Comment j’ai fait pour “maigrir”

Y’a comme un éléphant dans la pièce depuis quelques mois sur les réseaux sociaux. Depuis que suis à Vancouver, j’ai perdu du poids. Genre 10 livres, mais quand t’es déjà pas mal sur la limite de ton poids santé, 10 livres, c’est pas mal. Alors qu’à une certaine époque de ma vie, j’aurais été plus qu’heureuse de voir la balance afficher une perte, aujourd’hui c’est pas mal différent. J’vis pas si bien avec le poids que j’ai en ce moment. J’osais pas en parler plus qu’il faut sur mes médias sociaux, jusqu’à ce que je me fasse demander par une abonnée comment j’avais fait pour perdre du poids. J’trouvais ça – un peu – déplacé comme commentaire, pas seulement parce que ma perte de poids n’était pas désirée, mais aussi parce que c’est une question un peu intrusive et personnelle.
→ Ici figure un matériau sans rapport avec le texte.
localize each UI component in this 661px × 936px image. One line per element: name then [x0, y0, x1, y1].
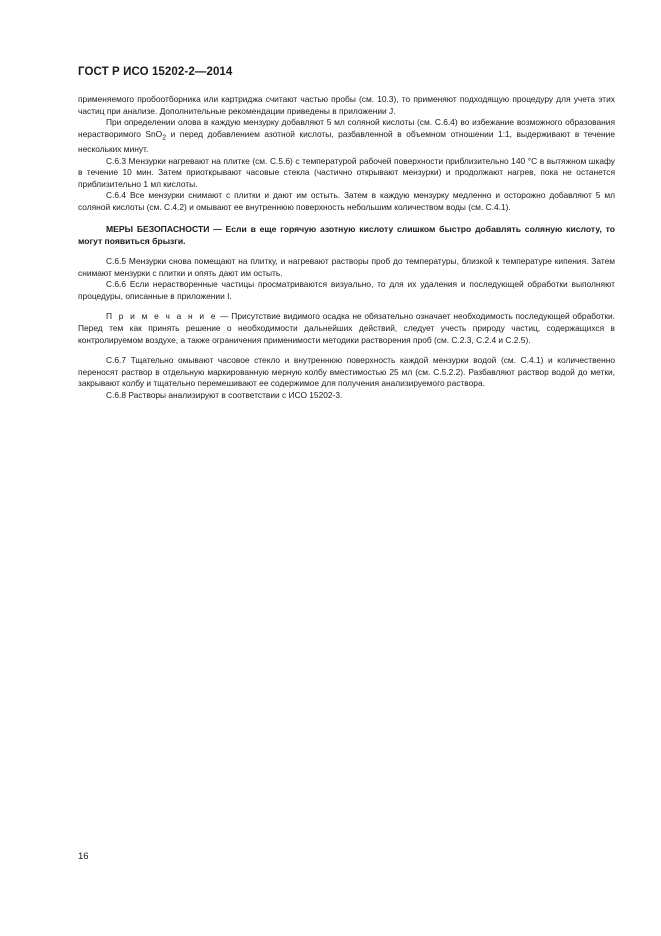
document-body: [78, 94, 615, 402]
clause-c66: С.6.6 Если нерастворенные частицы просматриваются визуально, то для их удаления и последующей обработки выполняют процедуры, описанные в приложении I.: [78, 279, 615, 301]
subscript-2: 2: [162, 134, 167, 142]
page-number: 16: [78, 851, 89, 862]
clause-c64: С.6.4 Все мензурки снимают с плитки и дают им остыть. Затем в каждую мензурку медленно и осторожно добавляют 5 мл соляной кислоты (см. С.4.2) и омывают ее внутреннюю поверхность небольшим количеством воды (см. С.4.1).: [78, 190, 615, 213]
paragraph-tin-text-a: При определении олова в каждую мензурку добавляют 5 мл соляной кислоты (см. С.6.4) во избежание возможного образования нерастворимого SnO: [78, 117, 615, 139]
paragraph-continuation: применяемого пробоотборника или картриджа считают частью пробы (см. 10.3), то применяют подходящую процедуру для учета этих частиц при анализе. Дополнительные рекомендации приведены в приложении J.: [78, 94, 615, 116]
paragraph-tin-text-b: и перед добавлением азотной кислоты, разбавленной в объемном отношении 1:1, выдерживают в течение нескольких минут.: [78, 128, 615, 155]
document-header: ГОСТ Р ИСО 15202-2—2014: [78, 66, 233, 78]
clause-c68: С.6.8 Растворы анализируют в соответствии с ИСО 15202-3.: [106, 389, 343, 400]
note-label: П р и м е ч а н и е: [106, 311, 218, 322]
note-text: — Присутствие видимого осадка не обязательно означает необходимость последующей обработки. Перед тем как принять решение о необходимости дальнейших действий, следует учесть природу частиц, содержащихся в контролируемом воздухе, а также ограничения применимости методики растворения проб (см. С.2.3, С.2.4 и С.2.5).: [78, 311, 615, 345]
clause-c67: С.6.7 Тщательно омывают часовое стекло и внутреннюю поверхность каждой мензурки водой (см. С.4.1) и количественно переносят раствор в отдельную маркированную мерную колбу вместимостью 25 мл (см. С.5.2.2). Разбавляют раствор водой до метки, закрывают колбу и тщательно перемешивают ее содержимое для получения анализируемого раствора.: [78, 355, 615, 389]
note: [78, 311, 615, 346]
paragraph-tin-determination: [78, 117, 615, 155]
clause-c65: С.6.5 Мензурки снова помещают на плитку, и нагревают растворы проб до температуры, близкой к температуре кипения. Затем снимают мензурки с плитки и опять дают им остыть.: [78, 256, 615, 278]
safety-warning: МЕРЫ БЕЗОПАСНОСТИ — Если в еще горячую азотную кислоту слишком быстро добавлять соляную кислоту, то могут появиться брызги.: [78, 223, 615, 246]
clause-c63: С.6.3 Мензурки нагревают на плитке (см. С.5.6) с температурой рабочей поверхности приблизительно 140 °С в вытяжном шкафу в течение 10 мин. Затем приоткрывают часовые стекла (частично открывают мензурки) и продолжают нагрев, пока не останется приблизительно 1 мл кислоты.: [78, 155, 615, 189]
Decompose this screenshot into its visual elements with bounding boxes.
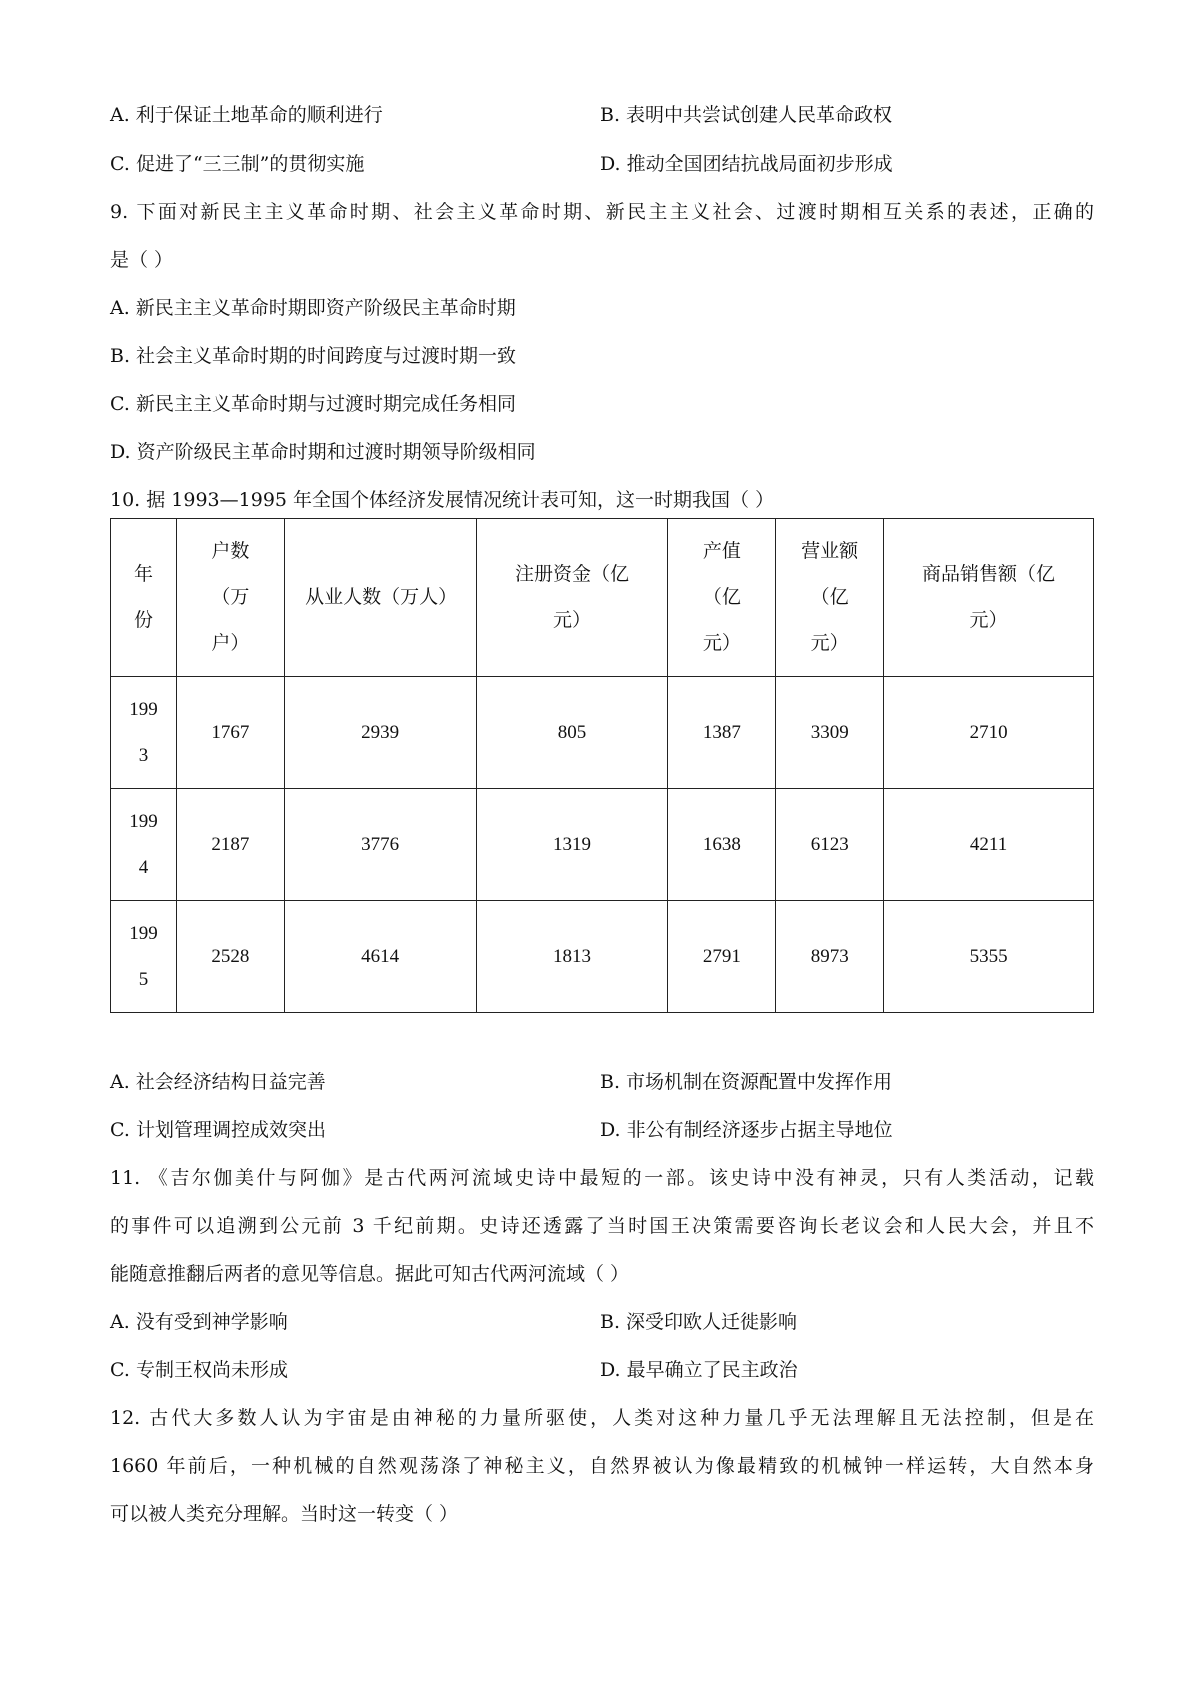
q12-stem-line1: 12. 古代大多数人认为宇宙是由神秘的力量所驱使，人类对这种力量几乎无法理解且无法控制，但是在: [110, 1407, 1094, 1429]
q11-stem-line1: 11. 《吉尔伽美什与阿伽》是古代两河流域史诗中最短的一部。该史诗中没有神灵，只有人类活动，记载: [110, 1167, 1094, 1189]
q11-option-c: C. 专制王权尚未形成: [110, 1359, 288, 1381]
table-row: [111, 677, 1094, 789]
q11-stem-line3: 能随意推翻后两者的意见等信息。据此可知古代两河流域（ ）: [110, 1263, 630, 1285]
q10-option-d: D. 非公有制经济逐步占据主导地位: [600, 1119, 893, 1141]
table-cell: 2528: [176, 901, 284, 1013]
q10-option-b: B. 市场机制在资源配置中发挥作用: [600, 1071, 893, 1093]
table-cell: 805: [476, 677, 668, 789]
q12-stem-line3: 可以被人类充分理解。当时这一转变（ ）: [110, 1503, 459, 1525]
table-cell: 2187: [176, 789, 284, 901]
q11-stem-line2: 的事件可以追溯到公元前 3 千纪前期。史诗还透露了当时国王决策需要咨询长老议会和人民大会，并且不: [110, 1215, 1094, 1237]
q11-option-b: B. 深受印欧人迁徙影响: [600, 1311, 798, 1333]
cell-year: 1994: [111, 789, 177, 901]
q12-stem-line2: 1660 年前后，一种机械的自然观荡涤了神秘主义，自然界被认为像最精致的机械钟一样运转，大自然本身: [110, 1455, 1094, 1477]
table-cell: 4211: [884, 789, 1094, 901]
q8-option-c: C. 促进了“三三制”的贯彻实施: [110, 153, 365, 175]
q10-stem: 10. 据 1993—1995 年全国个体经济发展情况统计表可知，这一时期我国（ ）: [110, 489, 775, 511]
table-cell: 1767: [176, 677, 284, 789]
table-cell: 3776: [284, 789, 476, 901]
cell-year: 1993: [111, 677, 177, 789]
table-cell: 1387: [668, 677, 776, 789]
table-cell: 5355: [884, 901, 1094, 1013]
table-row: [111, 789, 1094, 901]
q9-option-c: C. 新民主主义革命时期与过渡时期完成任务相同: [110, 393, 516, 415]
statistics-table: [110, 518, 1094, 1013]
q9-stem-line1: 9. 下面对新民主主义革命时期、社会主义革命时期、新民主主义社会、过渡时期相互关系的表述，正确的: [110, 201, 1094, 223]
q8-option-d: D. 推动全国团结抗战局面初步形成: [600, 153, 893, 175]
header-year: 年份: [111, 519, 177, 677]
table-cell: 1813: [476, 901, 668, 1013]
header-employees: 从业人数（万人）: [284, 519, 476, 677]
q9-stem-line2: 是（ ）: [110, 249, 174, 271]
table-cell: 8973: [776, 901, 884, 1013]
q10-option-a: A. 社会经济结构日益完善: [110, 1071, 326, 1093]
header-sales: 商品销售额（亿元）: [884, 519, 1094, 677]
q9-option-a: A. 新民主主义革命时期即资产阶级民主革命时期: [110, 297, 516, 319]
header-households: 户数（万户）: [176, 519, 284, 677]
q9-option-b: B. 社会主义革命时期的时间跨度与过渡时期一致: [110, 345, 517, 367]
table-cell: 2791: [668, 901, 776, 1013]
q10-option-c: C. 计划管理调控成效突出: [110, 1119, 326, 1141]
table-row: [111, 901, 1094, 1013]
header-turnover: 营业额（亿元）: [776, 519, 884, 677]
header-output-value: 产值（亿元）: [668, 519, 776, 677]
q8-option-b: B. 表明中共尝试创建人民革命政权: [600, 104, 893, 126]
header-registered-capital: 注册资金（亿元）: [476, 519, 668, 677]
table-cell: 1638: [668, 789, 776, 901]
q9-option-d: D. 资产阶级民主革命时期和过渡时期领导阶级相同: [110, 441, 536, 463]
table-cell: 6123: [776, 789, 884, 901]
table-cell: 1319: [476, 789, 668, 901]
table-cell: 4614: [284, 901, 476, 1013]
table-cell: 3309: [776, 677, 884, 789]
table-cell: 2939: [284, 677, 476, 789]
cell-year: 1995: [111, 901, 177, 1013]
table-cell: 2710: [884, 677, 1094, 789]
q8-option-a: A. 利于保证土地革命的顺利进行: [110, 104, 383, 126]
q11-option-d: D. 最早确立了民主政治: [600, 1359, 798, 1381]
q11-option-a: A. 没有受到神学影响: [110, 1311, 288, 1333]
table-header-row: [111, 519, 1094, 677]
En gros, j’ai fait enlever mes dents de sagesse au mois d’août et j’ai eu d’la misère à ouvrir la bouche pour manger plus qu’une bouchée de purée pour bébé pendant un bon deux semaines. Ensuite, j’ai planifié le move le plus stressant de toute ma vie en déménageant à l’autre bout du pays avec mon chum et mes animaux. J’ai souvent “oublié” de manger et eu l’estomac noué par le stress. Comme tu le sais, notre premier appartement de Vancouver nous a fait faire de l’insomnie et nous a forcé à re-déménager même pas deux semaines après notre arrivée. Ajoute à ça l’éloignement de notre famille, une nouvelle job que je détestait, voilà ma recette secrète pour perdre entre 10 et 15 livres en moins de trois mois: une dose très élevée de stress!

Je l’ai surtout remarqué parce que la plupart de mes vêtements favoris sont maintenant trop grands, et également parce que j’ai reçu des commentaires de l’extérieur, des “compliments“. Pour être honnête, depuis que je ne prends plus la pilule contraceptive, j’peux pas mal manger n’importe quoi et je ne prends pas un gramme – mon chum est un peu jaloux parce qu’il peut prendre cinq livres, simplement en regardant un gâteau -. L’été dernier, je m’entraînais régulièrement, j’avais des muscles et je faisais attention à mon alimentation en mangeant des fruits et des légumes à ma faim. J’étais à la limite négative de mon poids santé, mais j’étais dans un bon état mental et je me sentais si bien dans ma peau. Depuis le déménagement, l’entraînement a pris l’bord, j’mange pas mal moins bien, des fois trop, d’autres pas assez. Le peu de livres perdues qu’affiche la balance me donne envie de pleurer parce que je ne reconnais plus mon corps.

Du plus loin que j’me souvienne, j’ai toujours eu au moins un complexe sur mon body. J’ai souvent été dure avec mon petit corps. Pendant longtemps, c’était ma poitrine – j’ai d’ailleurs eu une réduction mammaire en 2014, mais c’est pour un autre article – ensuite, mes hanches trop larges – j’ai toujours eu un “bon bassin” comme on m’a souvent dit – mes abdos pas assez définis, mon acné, etc. Du plus loin que je me souvienne, j’ai jamais été à 100% satisfaite de mon apparence. C’est triste, mais vrai. Pis j’pense que j’suis pas la seule dans cette situation. Sauf que en ce moment, j’suis vraiment pas satisfaite de l’image que le miroir me renvoie, pis j’me dis que j’échangerais peut-être mon mini body du moment pour mes courbes d’il y a quelques années

J’trouve ça triste, parce que on associe souvent le fait de maigrir avec le fait d’être en santé, sauf que j’peux te dire que j’étais beaucoup plus en santé avec mon +/- 10 livres de plus que je le suis en ce moment, autant physiquement que mentalement. J’trouve ça triste que notre société valorise autant la perte de poids, parce que en ce moment, j’ai pas besoin de me faire féliciter pour être fucking anxieuse.

En 2019, j’aimerais ça me donner comme cadeau d’être plus douce avec mon corps, d’en prendre plus soin et de le critiquer moins. Doucement, on parle d’avoir des enfants P-A et moi – pas des poilus, des vrais – et j’aimerais être en meilleure forme, physique et mentale, avant de fabriquer un mini nous. J’veux lui montrer des belles valeurs et l’estime de soi. Pis j’aimerais donc ça que mon futur bébé aie pas besoin de s’en faire avec son image comme sa maman le fait trop souvent.